Not only are Kotex pads rarely spoken of in the genteel, somewhat repressed suburban culture of 1963 , but Mom’s economy size box was squirreled away atop my walk-in closet shelf, instead of her own. (That’s odd. It’s not as if dad didn’t know she got periods. She gave birth to six of his kids. Clearly the result of the fallacious “rhythm method” the only method of birth control approved by the Catholic church.)
At first she is horrified. When she immediately notes the look of confusion and disappointment on my face, she quickly recovers by laughing.
“Where did you get those?”
“In my closet. I don’t know how they got there or who left ’em. But they’re like giant cotton balls. Look mom! I made these! They’re like poofy Roman sandals. I could make you a pair. You would like them mom! They’re soooo comfortable. You could put them when you get home instead of your flats.”
(It was a well known ritual that within 5 minutes of arriving home from anywhere, we invariably heard the words “Somebody please get my “flats!”” Or “Just wait! Don’t talk to me ’til I put on my “flats!”” As though flats had an amazing,magical restorative power. Which, compared to heels, they probably did.)
“Ok. Honey. that’s nice. But go take those off please. And stay out of that box.”
“Whose is it? Why is it in my closet?”
“It’s for ladies. Don’t worry about it. I’m going back to playing the piano before dad gets home. Please don’t get into things that don’t belong to you. That isn’t nice. Ok?”
“Ok. So you don’t want me to make you a pair? I could make them bigger with extra padding.”
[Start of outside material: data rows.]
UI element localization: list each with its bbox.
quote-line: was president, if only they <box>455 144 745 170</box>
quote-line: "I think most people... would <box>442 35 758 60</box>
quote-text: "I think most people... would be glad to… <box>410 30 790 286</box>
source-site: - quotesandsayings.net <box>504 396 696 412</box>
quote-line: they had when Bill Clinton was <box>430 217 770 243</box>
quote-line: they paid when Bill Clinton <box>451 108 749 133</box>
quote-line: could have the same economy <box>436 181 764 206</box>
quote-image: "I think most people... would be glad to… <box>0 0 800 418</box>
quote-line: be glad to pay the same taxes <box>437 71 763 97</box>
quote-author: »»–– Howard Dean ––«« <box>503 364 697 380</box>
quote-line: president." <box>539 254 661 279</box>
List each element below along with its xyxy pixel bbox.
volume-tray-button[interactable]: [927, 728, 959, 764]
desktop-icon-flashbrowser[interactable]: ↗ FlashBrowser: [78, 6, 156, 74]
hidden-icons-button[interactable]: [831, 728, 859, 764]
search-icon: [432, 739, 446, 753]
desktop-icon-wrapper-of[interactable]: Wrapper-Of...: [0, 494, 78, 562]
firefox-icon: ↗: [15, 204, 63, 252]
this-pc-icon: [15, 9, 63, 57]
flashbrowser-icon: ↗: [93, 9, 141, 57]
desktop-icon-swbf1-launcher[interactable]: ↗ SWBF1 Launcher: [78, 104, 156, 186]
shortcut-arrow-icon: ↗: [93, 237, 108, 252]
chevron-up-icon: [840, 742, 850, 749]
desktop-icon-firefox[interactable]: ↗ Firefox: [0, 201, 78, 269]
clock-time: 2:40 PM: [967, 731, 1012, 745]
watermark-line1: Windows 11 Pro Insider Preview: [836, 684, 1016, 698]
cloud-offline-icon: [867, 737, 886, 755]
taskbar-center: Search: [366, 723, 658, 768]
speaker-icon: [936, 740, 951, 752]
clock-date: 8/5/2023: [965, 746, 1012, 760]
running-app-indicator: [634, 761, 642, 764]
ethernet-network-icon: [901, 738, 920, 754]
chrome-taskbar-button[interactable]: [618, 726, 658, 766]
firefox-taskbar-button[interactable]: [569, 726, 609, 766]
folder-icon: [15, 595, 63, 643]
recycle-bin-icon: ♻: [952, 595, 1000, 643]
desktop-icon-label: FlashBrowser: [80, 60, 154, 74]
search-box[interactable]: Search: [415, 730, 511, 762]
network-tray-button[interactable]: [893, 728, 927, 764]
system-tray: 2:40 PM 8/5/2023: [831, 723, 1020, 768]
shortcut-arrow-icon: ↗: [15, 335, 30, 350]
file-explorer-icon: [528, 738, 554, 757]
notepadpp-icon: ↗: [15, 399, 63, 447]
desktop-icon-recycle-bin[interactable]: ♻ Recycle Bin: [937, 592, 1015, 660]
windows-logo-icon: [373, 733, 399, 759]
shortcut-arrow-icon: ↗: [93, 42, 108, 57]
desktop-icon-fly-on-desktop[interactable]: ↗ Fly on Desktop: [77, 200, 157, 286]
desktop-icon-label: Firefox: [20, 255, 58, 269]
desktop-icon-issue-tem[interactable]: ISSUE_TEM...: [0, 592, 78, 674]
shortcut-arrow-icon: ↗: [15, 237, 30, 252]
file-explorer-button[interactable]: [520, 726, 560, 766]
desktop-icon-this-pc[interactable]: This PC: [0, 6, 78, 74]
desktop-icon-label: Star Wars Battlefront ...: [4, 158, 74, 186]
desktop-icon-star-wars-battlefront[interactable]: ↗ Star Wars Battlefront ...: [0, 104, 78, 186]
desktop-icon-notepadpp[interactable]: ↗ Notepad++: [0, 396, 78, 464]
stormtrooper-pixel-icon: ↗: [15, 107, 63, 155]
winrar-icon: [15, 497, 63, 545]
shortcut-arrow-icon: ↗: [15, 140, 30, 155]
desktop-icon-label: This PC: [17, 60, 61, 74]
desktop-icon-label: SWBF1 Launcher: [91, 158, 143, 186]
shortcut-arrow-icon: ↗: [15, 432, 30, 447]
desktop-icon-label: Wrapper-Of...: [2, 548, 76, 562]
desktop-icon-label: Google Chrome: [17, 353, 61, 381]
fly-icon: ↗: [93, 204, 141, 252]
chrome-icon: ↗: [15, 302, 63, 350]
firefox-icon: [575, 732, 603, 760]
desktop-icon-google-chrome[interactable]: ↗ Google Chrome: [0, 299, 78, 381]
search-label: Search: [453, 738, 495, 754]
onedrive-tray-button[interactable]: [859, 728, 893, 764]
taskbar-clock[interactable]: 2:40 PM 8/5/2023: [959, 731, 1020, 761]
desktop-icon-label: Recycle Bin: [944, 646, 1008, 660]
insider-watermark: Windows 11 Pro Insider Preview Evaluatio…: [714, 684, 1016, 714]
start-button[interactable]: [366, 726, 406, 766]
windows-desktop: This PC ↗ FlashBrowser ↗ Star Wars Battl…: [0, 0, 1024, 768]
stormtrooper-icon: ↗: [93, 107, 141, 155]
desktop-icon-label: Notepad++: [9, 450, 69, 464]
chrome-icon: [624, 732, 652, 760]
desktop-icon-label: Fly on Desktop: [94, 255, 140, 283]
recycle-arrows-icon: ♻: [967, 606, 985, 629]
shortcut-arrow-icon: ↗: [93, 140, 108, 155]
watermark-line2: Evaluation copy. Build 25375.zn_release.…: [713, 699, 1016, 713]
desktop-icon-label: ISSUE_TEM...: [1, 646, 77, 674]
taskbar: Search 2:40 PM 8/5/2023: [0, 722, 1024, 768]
“No thank you. But thank you. They’re very nice. But if they get wet, they won’t be very comfortable. Ok?”
“I guess I didn’t think about that. ”
As I leave the living room to the sound of her playing a waltz, I’m not sure if she isn’t maybe a little envious that she didn’t think of it first or if I my foray into fashion footware is a total bust. It isn’t long before I learn that it’s the latter.
Just as Cinderella’s carriage collapsed into a pumpkin on the way home from the ball, so too do my Kotex sandals as they unravel before my very eyes under my feet while climbing the stairs to my bedroom.
Oh well. Another day, another creation.